The method of any one of Claims 12 to 15, wherein said carrier layer is made at least partly of a metal, an alloy, and/or a glass-reinforced epoxy laminate material.
The method of any one of Claims 12 to 16, further including a step (d) of filling at least a part of said hole with an adhesive material.
The method of Claim 17, wherein said step (d) includes filling said hole substantially fully with said adhesive material.

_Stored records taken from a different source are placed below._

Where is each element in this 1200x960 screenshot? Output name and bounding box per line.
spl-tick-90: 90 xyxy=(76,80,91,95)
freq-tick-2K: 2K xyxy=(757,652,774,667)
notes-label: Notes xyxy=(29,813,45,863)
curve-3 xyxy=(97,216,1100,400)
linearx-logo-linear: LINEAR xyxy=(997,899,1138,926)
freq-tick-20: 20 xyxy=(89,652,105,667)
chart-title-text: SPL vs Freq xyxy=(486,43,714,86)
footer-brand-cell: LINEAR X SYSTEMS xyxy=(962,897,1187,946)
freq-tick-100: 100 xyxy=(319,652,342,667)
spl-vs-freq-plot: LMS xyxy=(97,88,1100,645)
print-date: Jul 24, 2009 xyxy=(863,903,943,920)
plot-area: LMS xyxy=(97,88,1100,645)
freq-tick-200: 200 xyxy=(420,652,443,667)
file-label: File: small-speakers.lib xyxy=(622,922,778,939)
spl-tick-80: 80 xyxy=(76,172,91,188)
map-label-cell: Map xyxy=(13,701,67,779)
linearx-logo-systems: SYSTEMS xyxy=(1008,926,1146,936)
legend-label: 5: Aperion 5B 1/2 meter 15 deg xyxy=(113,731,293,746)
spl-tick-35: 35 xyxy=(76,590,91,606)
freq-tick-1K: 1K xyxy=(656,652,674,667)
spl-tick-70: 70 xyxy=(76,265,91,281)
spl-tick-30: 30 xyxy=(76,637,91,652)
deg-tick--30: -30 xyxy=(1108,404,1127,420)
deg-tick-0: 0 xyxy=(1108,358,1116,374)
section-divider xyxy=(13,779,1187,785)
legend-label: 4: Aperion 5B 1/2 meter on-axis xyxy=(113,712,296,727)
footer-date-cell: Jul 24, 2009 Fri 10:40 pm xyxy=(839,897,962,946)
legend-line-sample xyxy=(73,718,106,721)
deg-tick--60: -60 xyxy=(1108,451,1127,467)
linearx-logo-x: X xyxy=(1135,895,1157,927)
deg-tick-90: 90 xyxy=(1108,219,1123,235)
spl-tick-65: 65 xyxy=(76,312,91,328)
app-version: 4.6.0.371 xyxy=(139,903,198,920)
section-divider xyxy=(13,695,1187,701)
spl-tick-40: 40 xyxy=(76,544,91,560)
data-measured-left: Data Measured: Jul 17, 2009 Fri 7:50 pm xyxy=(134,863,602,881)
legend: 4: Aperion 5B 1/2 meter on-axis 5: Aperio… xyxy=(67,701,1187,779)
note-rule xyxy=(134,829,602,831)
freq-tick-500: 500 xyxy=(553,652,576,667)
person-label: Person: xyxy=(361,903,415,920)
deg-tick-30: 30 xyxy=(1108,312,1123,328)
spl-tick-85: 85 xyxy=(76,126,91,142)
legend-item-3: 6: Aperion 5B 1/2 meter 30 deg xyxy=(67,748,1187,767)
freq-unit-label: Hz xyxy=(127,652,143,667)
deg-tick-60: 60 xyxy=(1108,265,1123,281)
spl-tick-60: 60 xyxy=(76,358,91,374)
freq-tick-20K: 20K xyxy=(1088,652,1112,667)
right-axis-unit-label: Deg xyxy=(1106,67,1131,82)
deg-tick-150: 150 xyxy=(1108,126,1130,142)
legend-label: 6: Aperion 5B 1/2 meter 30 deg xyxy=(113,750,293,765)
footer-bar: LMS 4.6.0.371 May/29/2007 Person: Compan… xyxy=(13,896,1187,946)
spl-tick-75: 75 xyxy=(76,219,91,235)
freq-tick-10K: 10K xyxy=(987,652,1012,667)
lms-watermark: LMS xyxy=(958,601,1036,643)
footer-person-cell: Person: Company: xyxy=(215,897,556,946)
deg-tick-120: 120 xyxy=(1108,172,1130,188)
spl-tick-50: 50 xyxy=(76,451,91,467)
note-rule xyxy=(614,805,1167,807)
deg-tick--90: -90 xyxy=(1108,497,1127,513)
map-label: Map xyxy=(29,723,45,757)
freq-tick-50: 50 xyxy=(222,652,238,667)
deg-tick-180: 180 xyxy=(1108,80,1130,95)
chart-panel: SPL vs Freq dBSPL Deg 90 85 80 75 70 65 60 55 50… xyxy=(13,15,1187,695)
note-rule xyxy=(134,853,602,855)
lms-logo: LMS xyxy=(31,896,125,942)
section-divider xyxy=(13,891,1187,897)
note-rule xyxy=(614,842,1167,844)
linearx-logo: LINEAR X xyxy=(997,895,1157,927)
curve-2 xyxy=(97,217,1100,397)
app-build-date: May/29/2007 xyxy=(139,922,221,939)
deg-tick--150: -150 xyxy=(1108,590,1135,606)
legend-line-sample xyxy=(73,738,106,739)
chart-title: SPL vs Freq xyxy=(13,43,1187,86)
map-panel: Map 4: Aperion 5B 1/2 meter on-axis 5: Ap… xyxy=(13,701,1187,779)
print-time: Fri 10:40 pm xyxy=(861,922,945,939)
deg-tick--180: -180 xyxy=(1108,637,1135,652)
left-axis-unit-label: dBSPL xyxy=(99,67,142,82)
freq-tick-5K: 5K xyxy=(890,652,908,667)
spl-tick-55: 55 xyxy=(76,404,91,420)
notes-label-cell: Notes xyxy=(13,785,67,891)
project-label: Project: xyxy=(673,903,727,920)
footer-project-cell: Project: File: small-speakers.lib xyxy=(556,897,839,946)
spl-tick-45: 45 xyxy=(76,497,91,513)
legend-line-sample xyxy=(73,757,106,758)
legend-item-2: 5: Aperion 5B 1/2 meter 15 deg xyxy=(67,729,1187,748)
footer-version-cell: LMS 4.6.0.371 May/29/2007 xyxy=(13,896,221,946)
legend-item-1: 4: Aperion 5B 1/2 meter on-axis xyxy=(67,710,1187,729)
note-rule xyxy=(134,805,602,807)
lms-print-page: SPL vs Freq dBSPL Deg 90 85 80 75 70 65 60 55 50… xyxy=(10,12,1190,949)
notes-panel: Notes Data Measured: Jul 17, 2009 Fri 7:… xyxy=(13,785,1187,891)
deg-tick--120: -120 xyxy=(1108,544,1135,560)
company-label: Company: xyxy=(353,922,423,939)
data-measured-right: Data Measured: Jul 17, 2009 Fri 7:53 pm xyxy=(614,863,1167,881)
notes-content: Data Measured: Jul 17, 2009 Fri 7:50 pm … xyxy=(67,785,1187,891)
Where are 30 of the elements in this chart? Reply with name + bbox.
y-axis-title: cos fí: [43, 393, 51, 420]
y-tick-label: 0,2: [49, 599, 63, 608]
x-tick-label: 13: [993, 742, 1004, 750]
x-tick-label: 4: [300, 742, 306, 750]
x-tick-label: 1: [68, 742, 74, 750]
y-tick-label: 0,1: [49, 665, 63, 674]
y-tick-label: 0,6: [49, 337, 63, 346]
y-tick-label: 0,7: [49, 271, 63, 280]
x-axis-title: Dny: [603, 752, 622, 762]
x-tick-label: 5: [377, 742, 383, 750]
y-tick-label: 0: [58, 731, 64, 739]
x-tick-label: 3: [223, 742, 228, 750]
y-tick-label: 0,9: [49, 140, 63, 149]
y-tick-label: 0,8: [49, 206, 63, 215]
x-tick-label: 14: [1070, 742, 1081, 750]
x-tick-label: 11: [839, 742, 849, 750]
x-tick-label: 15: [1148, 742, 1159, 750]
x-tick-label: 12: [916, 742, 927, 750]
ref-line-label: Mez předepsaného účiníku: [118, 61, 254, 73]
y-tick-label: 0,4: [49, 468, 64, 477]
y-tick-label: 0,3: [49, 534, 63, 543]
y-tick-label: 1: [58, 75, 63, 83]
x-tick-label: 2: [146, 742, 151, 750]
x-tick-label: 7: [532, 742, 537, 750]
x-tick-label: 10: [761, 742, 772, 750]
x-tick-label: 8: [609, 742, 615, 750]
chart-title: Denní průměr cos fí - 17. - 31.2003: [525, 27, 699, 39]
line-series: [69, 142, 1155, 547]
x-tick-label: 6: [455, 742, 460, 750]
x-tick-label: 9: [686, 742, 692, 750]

The method of any one of Claims 12 to 18, further including a step (e) of filling at least partly of a first space between said first part of said chip module and said first cavity of said first substrate layer with an adhesive material.
The method of any one of Claims 12 to 19, further including a step (f) of positioning at least a second part of said chip module in a second cavity of a second substrate layer.
The method of any one of Claims 12 to 20, further including a step (g) of filling at least partly of a second space between said second part of said chip module and said second cavity of said second substrate layer with an adhesive material.
The method of any one of Claims 12 to 21, further including a step (h) of covering said first substrate layer with a first outer layer.
The method of Claim 21 or 22, further including a step (i) of covering said second substrate layer with a second outer layer.
The method of Claim 22, further including a step (j) of laminating at least said first substrate layer and said first outer layer to form a chip module card inlay.
The method of Claim 23, further including a step (k) of laminating at least said first substrate layer, said first outer layer and said second outer layer to form a chip module card inlay.
The method of Claim 25, further including a step (l) of laminating at least said first substrate layer, said second substrate layer, said first outer layer and said second outer layer to form said chip module card inlay.
A method of forming an integrated-circuit (IC) module card, including forming a chip module card inlay according to a method of any one of Claims 12 to 26.